Four scenarios for Europe: the conclusion
To overview page future scenarios for Europe
- The dismantling of European integration or parts thereof may involve high costs
- The ‘further integration’ scenario is the most attractive from an economic point of view, but this requires the further transfer of powers to European level
- The ‘disintegration’ scenario involves by far the most economic damage and this will be felt rapidly
- The ‘two-speed’ scenario also involves costs in the short term, but the core union will on balance be better off over time
- It is important that there is openness regarding the economic advantages and disadvantages when making decisions
The upshot of the above is that the dismantling of all or part of European integration may involve high economic costs. In the ‘further integration’ scenario, cooperation increases across the board. This will on balance be beneficial in economic terms, although this scenario also involves financial costs in the form of support to other Member States and possibly losses on support previously provided. The political cost will be less national autonomy. This will indeed be transferred to Europe in several areas, a process that currently enjoys scant popular support. Whether political support for this will return if the economy clearly improves is debatable.
The ‘disintegration’ scenario is extremely expensive in economic terms and many of its effects could occur rapidly. The potential political advantage of this scenario in the form of a return to full autonomy for the Member States will thus be at extremely high cost in terms of growth, unemployment and capital losses. At the same time, over time it may turn out that the political gain is also disappointing, since small countries simply have to take account of the rest of the world.

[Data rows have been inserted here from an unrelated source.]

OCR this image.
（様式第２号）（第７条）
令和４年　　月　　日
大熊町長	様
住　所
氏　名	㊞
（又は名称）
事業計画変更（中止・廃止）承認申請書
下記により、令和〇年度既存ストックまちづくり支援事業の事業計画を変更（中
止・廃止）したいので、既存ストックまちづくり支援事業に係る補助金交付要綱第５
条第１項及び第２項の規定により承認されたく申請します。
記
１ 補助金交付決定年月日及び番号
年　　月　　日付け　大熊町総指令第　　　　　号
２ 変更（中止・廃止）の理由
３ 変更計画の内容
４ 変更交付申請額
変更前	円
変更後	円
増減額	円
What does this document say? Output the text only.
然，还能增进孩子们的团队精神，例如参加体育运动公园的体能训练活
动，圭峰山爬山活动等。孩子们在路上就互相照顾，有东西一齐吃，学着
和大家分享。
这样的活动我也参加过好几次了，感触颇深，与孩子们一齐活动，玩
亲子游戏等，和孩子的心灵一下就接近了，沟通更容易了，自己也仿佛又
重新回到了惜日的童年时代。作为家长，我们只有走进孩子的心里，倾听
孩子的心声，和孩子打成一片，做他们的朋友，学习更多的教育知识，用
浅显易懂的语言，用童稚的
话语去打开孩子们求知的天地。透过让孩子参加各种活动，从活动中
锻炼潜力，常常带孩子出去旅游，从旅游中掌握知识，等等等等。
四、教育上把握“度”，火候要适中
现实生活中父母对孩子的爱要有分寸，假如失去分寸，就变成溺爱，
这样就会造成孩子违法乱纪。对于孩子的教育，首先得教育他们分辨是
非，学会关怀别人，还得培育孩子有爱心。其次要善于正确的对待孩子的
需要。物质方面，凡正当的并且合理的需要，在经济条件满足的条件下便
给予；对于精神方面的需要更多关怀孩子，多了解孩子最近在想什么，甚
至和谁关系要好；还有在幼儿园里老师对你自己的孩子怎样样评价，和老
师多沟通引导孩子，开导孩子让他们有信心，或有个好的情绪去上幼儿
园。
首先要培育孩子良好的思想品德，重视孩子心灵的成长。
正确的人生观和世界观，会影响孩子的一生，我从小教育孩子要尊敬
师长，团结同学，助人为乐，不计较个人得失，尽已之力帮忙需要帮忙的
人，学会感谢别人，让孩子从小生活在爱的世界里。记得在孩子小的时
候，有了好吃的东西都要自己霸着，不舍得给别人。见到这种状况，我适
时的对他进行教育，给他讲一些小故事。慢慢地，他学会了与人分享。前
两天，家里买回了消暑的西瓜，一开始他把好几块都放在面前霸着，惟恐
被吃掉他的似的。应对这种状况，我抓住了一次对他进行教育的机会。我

The costs of the ‘two-speed’ scenario, although still substantial, will be less than in the ‘disintegration’ scenario. This applies mainly to the countries in the core eurozone, which will benefit from a deepening of cooperation. Their economies will perform better over time and will be less hindered by the failure of countries that remain outside the core euro to keep up. This latter group, free from the yoke of the euro, will find it increasingly difficult to continue their relationship and it will also be increasingly difficult for them to join the core eurozone over time. In several countries, the political ‘gain’ of increased autonomy will overshadowed by a growing awareness that the problems that they face are not due to ‘Europe’, but to their own policy failings. In most cases however, this awareness will come too late.
Of course, there are other potential scenarios. The actual outcome will fall somewhere between the extremes we have described above. The one thing that is beyond doubt in our view is that developments in the coming years will move along the axes of ‘more or less Europe’ and ‘more or less cooperation’.